Все для меня тогда стало временным, каждую фразу хотелось предварить словами «пока что…» О этот горький мед последних деньков! Как же я любовался собой тогда, я как бы снова балансировал на осклизлом валуне посреди ревущего потока с острогой в железной руке — всем героям герой! До чего же бездумно комкал я в руке листок тягучего уданского периода своей краткой жизни, стремясь отшвырнуть его прочь и открыть новый, манящий девственной белизной!
Был миг, когда мне приоткрылся истинный смысл того, что собирался я тогда совершить, — но всего один и столь краткий, что я отверг прозрение.
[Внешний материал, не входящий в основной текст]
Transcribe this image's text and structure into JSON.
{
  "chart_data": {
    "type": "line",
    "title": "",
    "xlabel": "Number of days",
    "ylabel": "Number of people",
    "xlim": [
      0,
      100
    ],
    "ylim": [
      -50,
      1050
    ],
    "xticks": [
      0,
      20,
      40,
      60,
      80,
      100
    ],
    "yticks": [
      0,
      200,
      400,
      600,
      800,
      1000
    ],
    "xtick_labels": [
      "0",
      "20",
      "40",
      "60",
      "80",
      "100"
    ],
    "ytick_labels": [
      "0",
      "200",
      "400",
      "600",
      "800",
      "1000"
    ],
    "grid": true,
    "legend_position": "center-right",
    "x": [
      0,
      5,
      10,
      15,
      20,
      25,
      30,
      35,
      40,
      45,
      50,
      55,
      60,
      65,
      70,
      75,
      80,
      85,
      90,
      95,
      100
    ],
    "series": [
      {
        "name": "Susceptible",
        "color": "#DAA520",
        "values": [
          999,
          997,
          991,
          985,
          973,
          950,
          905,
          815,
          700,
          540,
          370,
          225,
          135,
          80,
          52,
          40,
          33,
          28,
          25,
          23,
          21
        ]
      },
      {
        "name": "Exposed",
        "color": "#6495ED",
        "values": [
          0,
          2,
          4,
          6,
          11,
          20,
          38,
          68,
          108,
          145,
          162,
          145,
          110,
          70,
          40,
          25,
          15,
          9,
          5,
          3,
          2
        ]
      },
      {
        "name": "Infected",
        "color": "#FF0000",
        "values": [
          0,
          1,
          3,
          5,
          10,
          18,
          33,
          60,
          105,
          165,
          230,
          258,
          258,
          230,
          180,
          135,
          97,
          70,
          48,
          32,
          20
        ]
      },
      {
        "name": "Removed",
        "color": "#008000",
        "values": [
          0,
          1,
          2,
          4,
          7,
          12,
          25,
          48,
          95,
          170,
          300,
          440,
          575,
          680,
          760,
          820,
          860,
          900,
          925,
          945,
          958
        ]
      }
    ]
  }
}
Случилось это в теплый дождливый полдень в самом конце каникул. Сидя в мастерской при эллинге, я с увлечением мастерил новую банку для маленькой красной плоскодонки, на которой мы обычно ходили в дальнюю рыбалку. Постоянные глухие раскаты с раздувшейся реки служили мне прекрасным фоном для мыслей о разном — я воображал себя на какой-нибудь далекой планете в сотне световых лет вспоминающим этот день и час, запах реки и стружки, несмолкаемый говор воды, как бы загодя пытаясь исцелиться от ностальгии, которую предстояло пережить только в далеком будущем. Вдруг, после робкого стука в дверь, в мастерскую заглянула Исидри — тонкое смуглое личико, длинная коса волос чуть светлее моих, искательный взгляд ясных светлых глаз.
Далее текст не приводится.